Pat Barker, I believe, has emerged as one of the strongest authoresses since Iris Murdoch and Virginia Woolf, and I very much look forward to her future novels.

Rating: 4 stars
Summary: Thoughtful and readable
Review: My sister loaned me this book, and I began it without any real idea of what it was about. Pat Barker has done a masterful job of creating interesting three-dimensional characters, some of whom are fictionalized from real life Britons who were caught up in the war. The steady plot never runs away from the characters, so this is not the book to read if one was expecting mindless action.

That being said, I found this a very interesting and easy read: one of those books that keeps you up too late trying to finish one more chapter. Although I'm not normally a fan of trilogies, this one is good enough to look forward to the remaining volumes.

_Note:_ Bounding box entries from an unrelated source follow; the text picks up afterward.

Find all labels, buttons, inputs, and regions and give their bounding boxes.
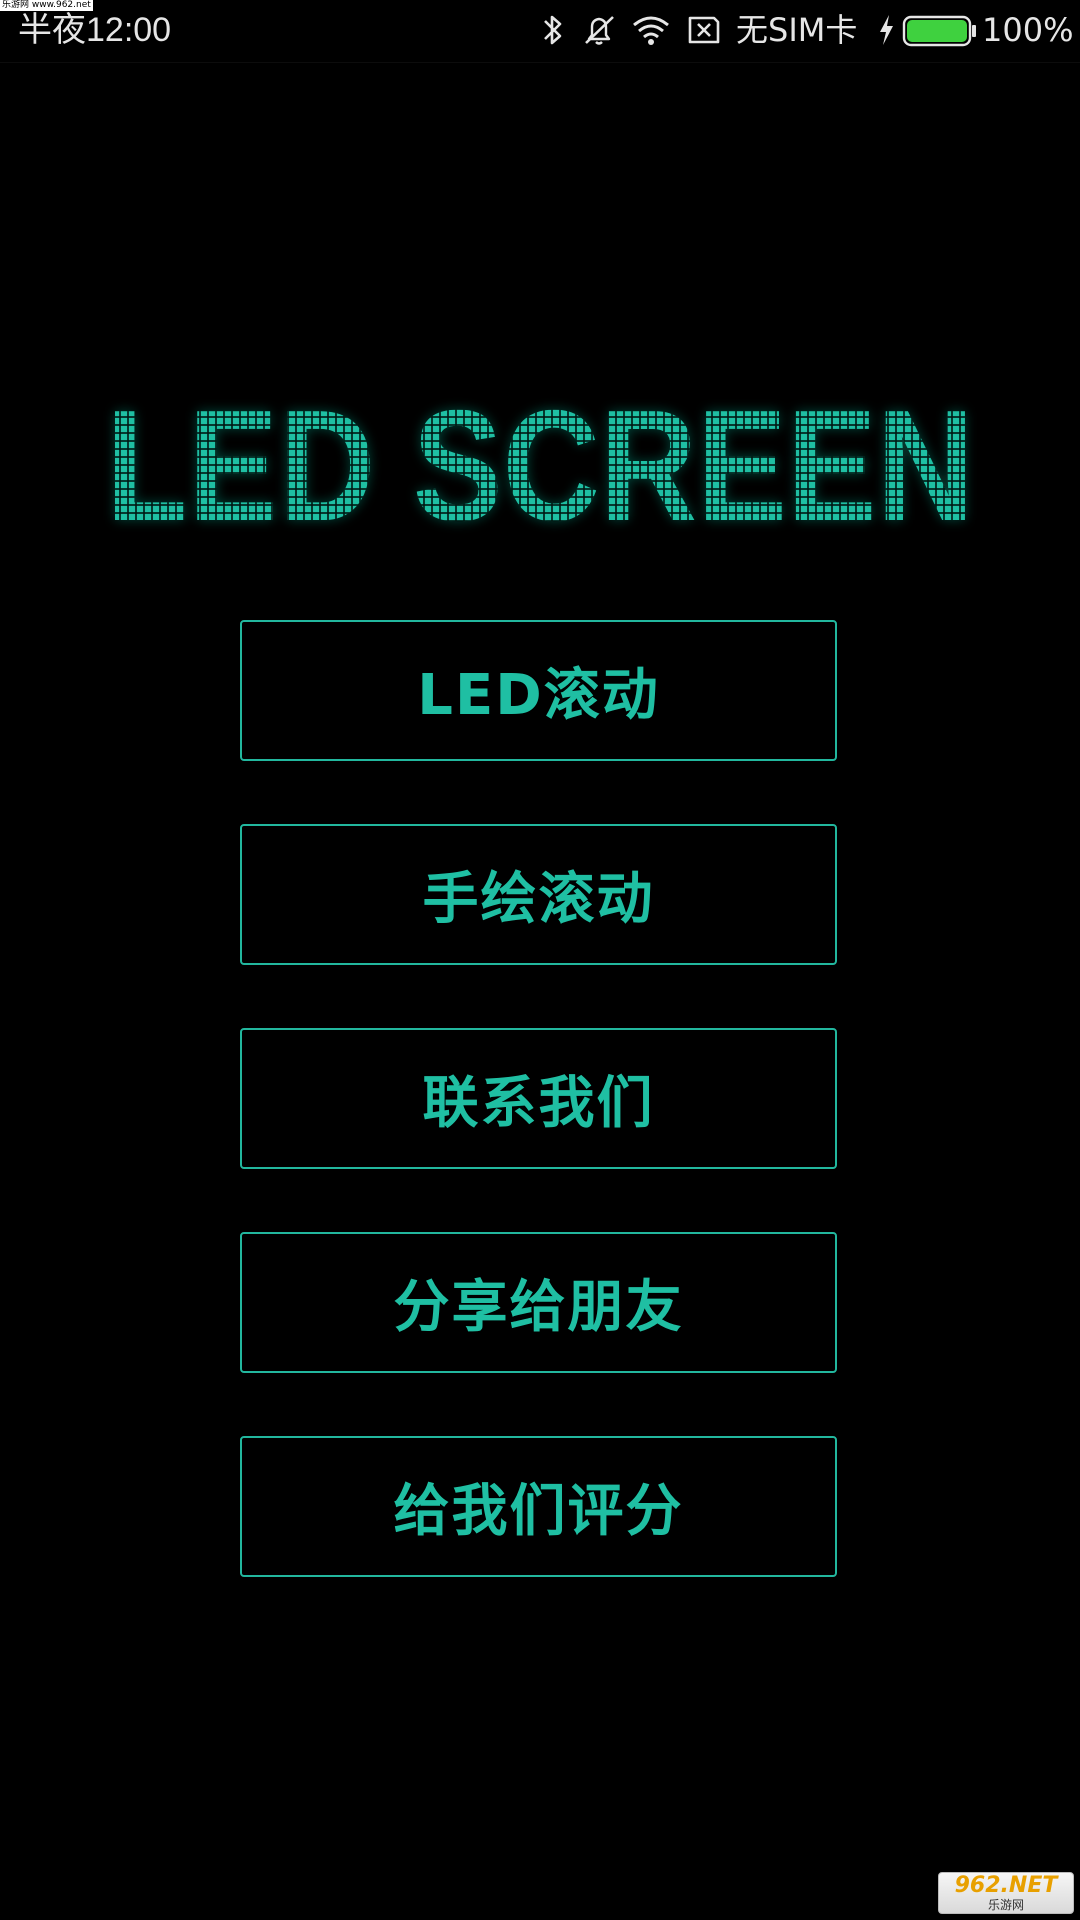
title-text: LED SCREEN	[106, 385, 974, 545]
mute-icon	[585, 16, 614, 45]
watermark-sub-text: 乐游网	[987, 1898, 1024, 1912]
battery-icon	[902, 15, 976, 47]
share-with-friends-button[interactable]: 分享给朋友	[240, 1232, 837, 1373]
menu-label: LED滚动	[417, 663, 660, 728]
menu-label: 分享给朋友	[393, 1275, 684, 1340]
watermark-main-text: 962.NET	[954, 1873, 1058, 1898]
status-bar: 乐游网 www.962.net 半夜12:00 无SIM卡 100%	[0, 0, 1080, 63]
menu-label: 手绘滚动	[422, 867, 655, 932]
no-sim-icon	[688, 16, 720, 44]
led-title-graphic: LED SCREEN LED SCREEN	[106, 385, 974, 545]
hand-drawn-scroll-button[interactable]: 手绘滚动	[240, 824, 837, 965]
watermark-logo: 962.NET 乐游网	[938, 1872, 1074, 1914]
menu-label: 给我们评分	[393, 1479, 684, 1544]
wifi-icon	[633, 16, 669, 45]
contact-us-button[interactable]: 联系我们	[240, 1028, 837, 1169]
app-title: LED SCREEN LED SCREEN	[0, 385, 1080, 545]
led-scroll-button[interactable]: LED滚动	[240, 620, 837, 761]
status-time: 半夜12:00	[18, 11, 172, 49]
sim-status: 无SIM卡	[736, 11, 858, 49]
menu-label: 联系我们	[422, 1071, 655, 1136]
bluetooth-icon	[544, 15, 562, 45]
rate-us-button[interactable]: 给我们评分	[240, 1436, 837, 1577]
battery-percent: 100%	[982, 11, 1074, 49]
charging-icon	[880, 15, 893, 45]
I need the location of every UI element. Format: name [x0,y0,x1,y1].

I recommend this to anyone interested in history, politics, and World War I.

Rating: 5 stars
Summary: Powerful
Review: One of the best books I've read in a long time. Pat Barker has the uncanny ability to convey a great deal of information about her characters through the cadences of their speech and other seemingly inconsequential gestures or reactions. I think this accounts in part for why the entire trilogy drew me in so completely and wouldn't let me go until I'd finished it. The portrayal of Rivers is masterfully done--his compassion, humor, conscientiousness, and attacks of self-doubt make him one of my favorite characters in fiction.

Rating: 5 stars
Summary: Poets, Patients and Psycological illness.
Review: Pat Barker's booker prize winning book made for excellent reading with an in depth but readable story of mental health. With some intriguing looks into the decisions the army made, during the first world war, regarding mental health and it's treatment. This book provides a gripping look at a place where the real world meets the imagained and the people on the borderline of both. All in all, a great read, one which will make you want to read the sequels and learn what happens to all the carachters.

Rating: 5 stars
Summary: The Regeneration Trilogy
Review: Pat Barker's magnificent trilogy is not only a profound contribution to our literature on the First World War - it is also one of the most distinguished works of contemporary fiction in any genre. Barker doesn't skirt around the central issues with a po-faced patriotic reverence, but rather tackles them head on: the agonizing contradictions of patriotism and protest; the politics of social and self-surveillance; the homoerotic undertones of trench camaraderie, especially among the war poets; the horrendous physical and psychological costs of war; and the sense of personal duty which drives us, nonetheless, to fight. These are big themes, but Barker's talent is to handle them in a way which makes her novels feel like an easy read. They are accessible, engaging, seemingly simplistic in their style - but in the end profoundly moving in a way which only the highest literature aspires to be. The trick is that she makes her characters so real for us - Prior and Rivers, the consistent protagonists, are completely human. She makes us experience a world-historical incident on a very human scale. Harrowing, intelligent, moving and funny, Barker has crafted a fictional epic that will stay with you forever. Walking through Sydney's Central railway station months after finishing these books, I came across the honour boards listing the hundreds of railway men and women who died in the Great War. Barker's books made the war real for me, made these lives - these deaths - real. If they do nothing more than that for you, they've succeeded.

Rating: 5 stars
Summary: The best book of the trilogy
Review: Readers who want a fictionalization of Paul Fussell's "The Great War and Modern Memory" should look no further. This slender novel captures the essential cultural impact of World War I--the destruction of sincere discourse. Barker's economical style is ideally suited to the material, although at times I wished she would probe her characters a bit further. While her reticence is fatal to the other two books in the trilogy, it works here, perhaps because Rivers is such a wonderful, complex personality. A haunting experience, and worth every bit of the discomfort it causes.